A Singaporean based in New Zealand has taken the country's Ministry of Social Development (MSD) to court for reducing his pension benefits there by the amount he gets from his Central Provident Fund (CPF) deposits here.
He even tried to include New Zealand Prime Minister John Key as a defendant, alleging that as Prime Minister, Mr Key had failed to rectify the injustice done to him.
Last month, a Wellington-based judicial tribunal ordered that the case be sent for mediation.
There was "a clear interest" for both parties to settle their differences informally before going to the tribunal, it said in judgment grounds released last Monday.
Mr Tan Kong Hwee, whose age is not known, had last October complained against the move to cut his retirement benefits, alleging that he had been discriminated against for being a Singapore citizen.
According to court papers, he felt aggrieved that while expatriates who left Singapore were able to withdraw their CPF savings, Singapore citizens like him could not.

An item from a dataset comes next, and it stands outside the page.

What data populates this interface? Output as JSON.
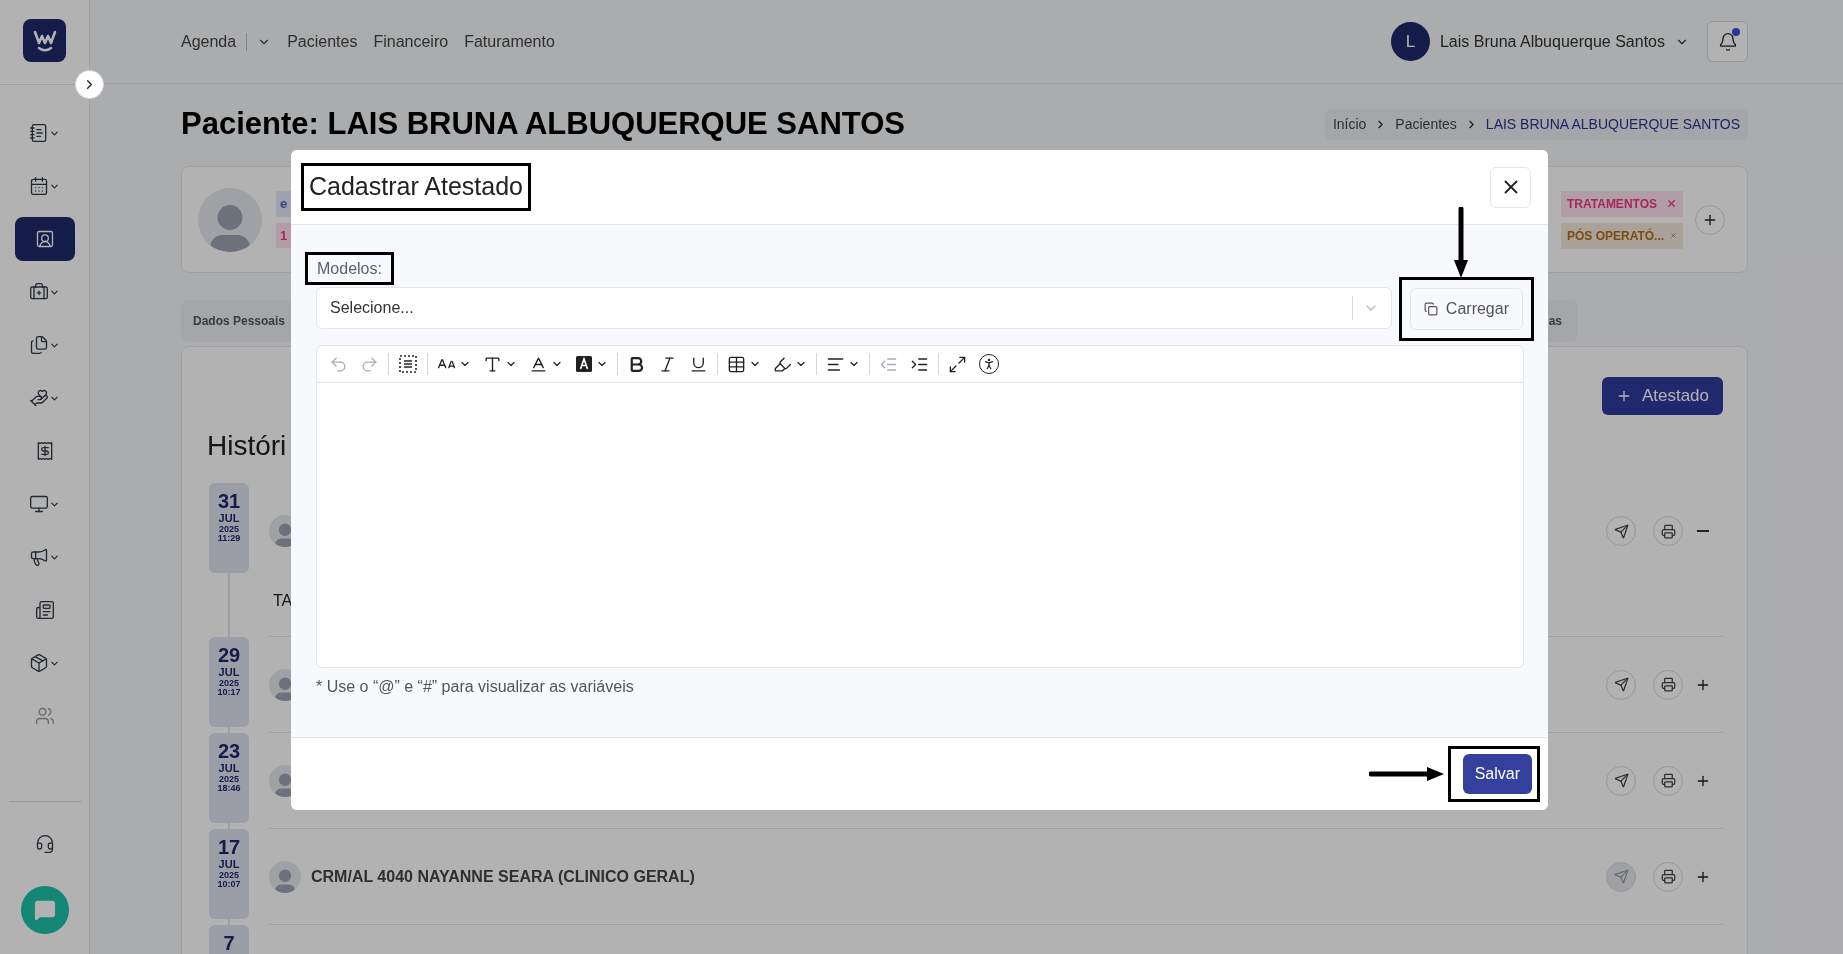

He claimed that Mr Key, who had worked in Singapore, was able to take out his CPF savings before leaving to work in London in 1995. It is understood that Mr Key was based in Singapore as head of Merrill Lynch's Asian foreign exchange before moving to London as the firm's head of global foreign exchange the same year. This was before Mr Key, then aged 34, entered politics.
The payouts in New Zealand had been made to Mr Tan under its Superannuation and Retirement Income Act 2001. The court judgment did not show what job Mr Tan did in New Zealand before retiring and how much he got in pensions.

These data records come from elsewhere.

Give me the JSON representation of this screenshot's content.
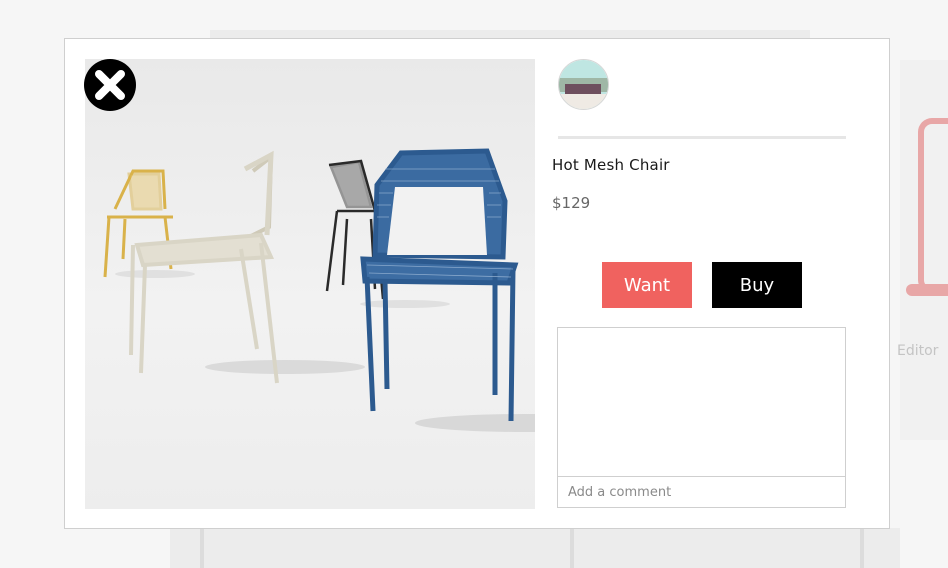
{
  "background": {
    "side_label": "Editor"
  },
  "modal": {
    "close_icon": "close-icon",
    "product": {
      "title": "Hot Mesh Chair",
      "price": "$129",
      "image_alt": "Hot Mesh Chairs in yellow, cream, black and blue"
    },
    "actions": {
      "want_label": "Want",
      "buy_label": "Buy"
    },
    "comments": {
      "placeholder": "Add a comment",
      "value": ""
    }
  },
  "colors": {
    "want": "#f0625f",
    "buy": "#000000",
    "chair_yellow": "#d9b24a",
    "chair_cream": "#d9d5c6",
    "chair_black": "#2a2a2a",
    "chair_blue": "#2c5a8f"
  }
}
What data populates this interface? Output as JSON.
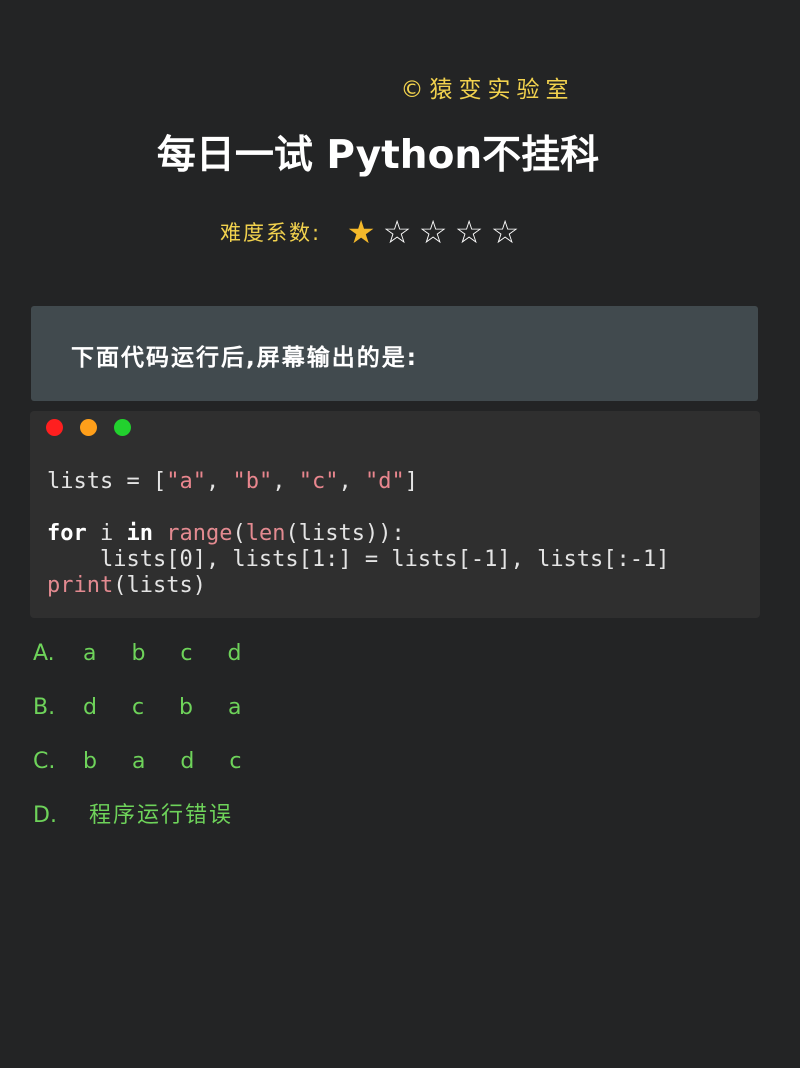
{
  "brand": "©猿变实验室",
  "title": "每日一试 Python不挂科",
  "difficulty": {
    "label": "难度系数:",
    "rating": 1,
    "max": 5,
    "stars": [
      "★",
      "☆",
      "☆",
      "☆",
      "☆"
    ]
  },
  "question": "下面代码运行后,屏幕输出的是:",
  "code_window": {
    "dots": {
      "close_color": "#ff1f1f",
      "minimize_color": "#ff9f1a",
      "maximize_color": "#22d12e"
    },
    "lines": {
      "l1_a": "lists = [",
      "l1_s1": "\"a\"",
      "l1_c1": ", ",
      "l1_s2": "\"b\"",
      "l1_c2": ", ",
      "l1_s3": "\"c\"",
      "l1_c3": ", ",
      "l1_s4": "\"d\"",
      "l1_end": "]",
      "l2_for": "for",
      "l2_i": " i ",
      "l2_in": "in",
      "l2_sp": " ",
      "l2_range": "range",
      "l2_p1": "(",
      "l2_len": "len",
      "l2_rest": "(lists)):",
      "l3": "    lists[0], lists[1:] = lists[-1], lists[:-1]",
      "l4_print": "print",
      "l4_rest": "(lists)"
    }
  },
  "options": [
    {
      "letter": "A.",
      "text": "a b c d"
    },
    {
      "letter": "B.",
      "text": "d c b a"
    },
    {
      "letter": "C.",
      "text": "b a d c"
    },
    {
      "letter": "D.",
      "text": "程序运行错误"
    }
  ],
  "colors": {
    "background": "#232425",
    "brand": "#f2d24e",
    "option_green": "#6ed35a",
    "star_filled": "#f5b92a"
  }
}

A three-member Human Rights Review tribunal that heard the case made clear that Mr Tan had no legal basis to name Mr Key as a defendant in the case under the Human Rights Act 1993. It ordered that Mr Key's name be removed, leaving the chief executive officer of MSD as the sole defendant.
The tribunal also ordered that the case be sent to New Zealand's Human Rights Commission for mediation, with progress reports every four months and the first to be submitted to the tribunal by April.

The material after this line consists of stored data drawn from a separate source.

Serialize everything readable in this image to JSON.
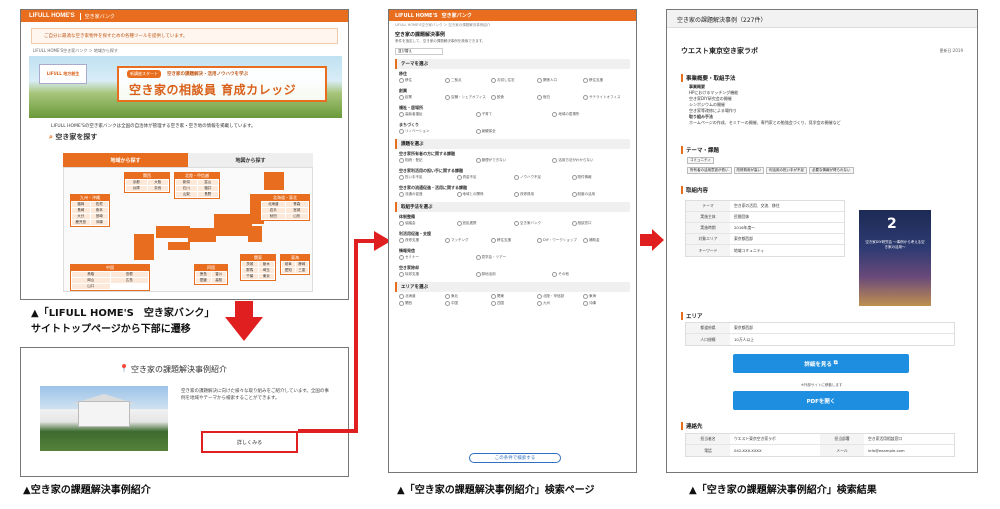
{
  "screen1": {
    "logo": "LIFULL HOME'S",
    "header_title": "空き家バンク",
    "notice": "ご自分に最適な空き家物件を探すための各種ツールを提供しています。",
    "breadcrumb": "LIFULL HOME'S空き家バンク ＞ 地域から探す",
    "banner_logo": "LIFULL 地方創生",
    "banner_tag": "新講座スタート",
    "banner_sub": "空き家の課題解決・活用ノウハウを学ぶ",
    "banner_main": "空き家の相談員 育成カレッジ",
    "intro": "LIFULL HOME'Sの空き家バンクは全国の自治体が管理する空き家・空き地の情報を掲載しています。",
    "search_title": "空き家を探す",
    "tab_region": "地域から探す",
    "tab_map": "地図から探す",
    "regions": [
      {
        "name": "九州・沖縄",
        "prefs": [
          "福岡",
          "佐賀",
          "長崎",
          "熊本",
          "大分",
          "宮崎",
          "鹿児島",
          "沖縄"
        ]
      },
      {
        "name": "中国",
        "prefs": [
          "鳥取",
          "島根",
          "岡山",
          "広島",
          "山口"
        ]
      },
      {
        "name": "関西",
        "prefs": [
          "京都",
          "大阪",
          "兵庫",
          "奈良"
        ]
      },
      {
        "name": "北陸・甲信越",
        "prefs": [
          "新潟",
          "富山",
          "石川",
          "福井",
          "山梨",
          "長野"
        ]
      },
      {
        "name": "北海道・東北",
        "prefs": [
          "北海道",
          "青森",
          "岩手",
          "宮城",
          "秋田",
          "山形"
        ]
      },
      {
        "name": "関東",
        "prefs": [
          "茨城",
          "栃木",
          "群馬",
          "埼玉",
          "千葉",
          "東京"
        ]
      },
      {
        "name": "四国",
        "prefs": [
          "徳島",
          "香川",
          "愛媛",
          "高知"
        ]
      },
      {
        "name": "東海",
        "prefs": [
          "岐阜",
          "静岡",
          "愛知",
          "三重"
        ]
      }
    ]
  },
  "screen2": {
    "title": "空き家の課題解決事例紹介",
    "desc": "空き家の課題解決に向けた様々な取り組みをご紹介しています。全国の事例を地域やテーマから検索することができます。",
    "button": "詳しくみる"
  },
  "screen3": {
    "header_title": "空き家バンク",
    "breadcrumb": "LIFULL HOME'S空き家バンク ＞ 空き家の課題解決事例紹介",
    "page_title": "空き家の課題解決事例",
    "page_desc": "条件を指定して、空き家の課題解決事例を検索できます。",
    "select": "並び替え",
    "sections": [
      {
        "title": "テーマを選ぶ",
        "groups": [
          {
            "name": "移住",
            "options": [
              "移住",
              "二拠点",
              "お試し住宅",
              "関係人口",
              "移住支援"
            ]
          },
          {
            "name": "創業",
            "options": [
              "起業",
              "店舗・シェアオフィス",
              "飲食",
              "宿泊",
              "サテライトオフィス"
            ]
          },
          {
            "name": "福祉・居場所",
            "options": [
              "高齢者福祉",
              "子育て",
              "地域の居場所"
            ]
          },
          {
            "name": "まちづくり",
            "options": [
              "リノベーション",
              "景観保全"
            ]
          }
        ]
      },
      {
        "title": "課題を選ぶ",
        "groups": [
          {
            "name": "空き家所有者の方に関する課題",
            "options": [
              "相続・登記",
              "管理ができない",
              "活用方法がわからない"
            ]
          },
          {
            "name": "空き家利活用の担い手に関する課題",
            "options": [
              "担い手不足",
              "資金不足",
              "ノウハウ不足",
              "物件情報"
            ]
          },
          {
            "name": "空き家の流通促進・活用に関する課題",
            "options": [
              "流通の促進",
              "地域との関係",
              "改修費用",
              "制度の活用"
            ]
          }
        ]
      },
      {
        "title": "取組手法を選ぶ",
        "groups": [
          {
            "name": "体制整備",
            "options": [
              "協議会",
              "官民連携",
              "空き家バンク",
              "相談窓口"
            ]
          },
          {
            "name": "利活用促進・支援",
            "options": [
              "改修支援",
              "マッチング",
              "移住支援",
              "DIY・ワークショップ",
              "補助金"
            ]
          },
          {
            "name": "情報発信",
            "options": [
              "セミナー",
              "見学会・ツアー"
            ]
          },
          {
            "name": "空き家除却",
            "options": [
              "除却支援",
              "跡地活用",
              "その他"
            ]
          }
        ]
      },
      {
        "title": "エリアを選ぶ",
        "groups": [
          {
            "name": "",
            "options": [
              "北海道",
              "東北",
              "関東",
              "北陸・甲信越",
              "東海",
              "関西",
              "中国",
              "四国",
              "九州",
              "沖縄"
            ]
          }
        ]
      }
    ],
    "search_button": "この条件で検索する"
  },
  "screen4": {
    "top_title": "空き家の課題解決事例（227件）",
    "name": "ウエスト東京空き家ラボ",
    "date": "更新日:2019",
    "sec_summary": "事業概要・取組手法",
    "summary_lines": [
      "事業概要",
      "HPにおけるマッチング機能",
      "空き家DIY研究会の開催",
      "シンポジウムの開催",
      "空き家等改修による場作り",
      "取り組み手法",
      "ホームページの作成、セミナーの開催、専門家との勉強会づくり、見学会の開催など"
    ],
    "sec_theme": "テーマ・課題",
    "theme_chips": [
      "コミュニティ"
    ],
    "issue_chips": [
      "所有者の活用意欲が低い",
      "改修費用が高い",
      "利活用の担い手が不足",
      "必要な情報が得られない"
    ],
    "sec_detail": "取組内容",
    "detail_rows": [
      {
        "k": "テーマ",
        "v": "空き家の活用、交流、移住"
      },
      {
        "k": "実施主体",
        "v": "民間団体"
      },
      {
        "k": "実施時期",
        "v": "2016年度〜"
      },
      {
        "k": "対象エリア",
        "v": "東京都西部"
      },
      {
        "k": "キーワード",
        "v": "地域コミュニティ"
      }
    ],
    "poster_num": "2",
    "poster_text": "空き家DIY研究会 〜事例から考える空き家の活用〜",
    "sec_area": "エリア",
    "area_rows": [
      {
        "k": "都道府県",
        "v": "東京都西部"
      },
      {
        "k": "人口規模",
        "v": "10万人以上"
      }
    ],
    "btn_detail": "詳細を見る",
    "btn_pdf": "PDFを開く",
    "subnote": "※外部サイトに移動します",
    "sec_contact": "連絡先",
    "contact_rows": [
      {
        "k": "担当者名",
        "v": "ウエスト東京空き家ラボ",
        "k2": "担当部署",
        "v2": "空き家活用相談窓口"
      },
      {
        "k": "電話",
        "v": "042-XXX-XXXX",
        "k2": "メール",
        "v2": "info@example.com"
      }
    ]
  },
  "captions": {
    "c1a": "▲「LIFULL HOME'S　空き家バンク」",
    "c1b": "サイトトップページから下部に遷移",
    "c2": "▲空き家の課題解決事例紹介",
    "c3": "▲「空き家の課題解決事例紹介」検索ページ",
    "c4": "▲「空き家の課題解決事例紹介」検索結果"
  },
  "colors": {
    "accent": "#e96d1e",
    "arrow": "#e02020",
    "button_blue": "#1e8fe0"
  }
}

Meanwhile, the Human Rights Commission said it did not provide mediation earlier because MSD's response to similar complaints over the years has been to deny any unlawful discrimination.
The ministry's view has been that the complaints are about the nature of pensions and not the national origins, ethnicity, race or age of the complainant.
"MSD had taken the same stance towards all pensions earned overseas," said the commission in its response to the tribunal.
MSD agreed mediation may contribute to settling the complaint "if only by assisting the parties to better understand each other's respective positions", noted the tribunal in its judgment.
Mr Tan opposed the move, citing the delay it would cause.
But the tribunal, chaired by Queen's Counsel R.P.G. Haines, found no urgency in the case. Noting no previous settlement attempt, it ordered the commission to mediate between the parties.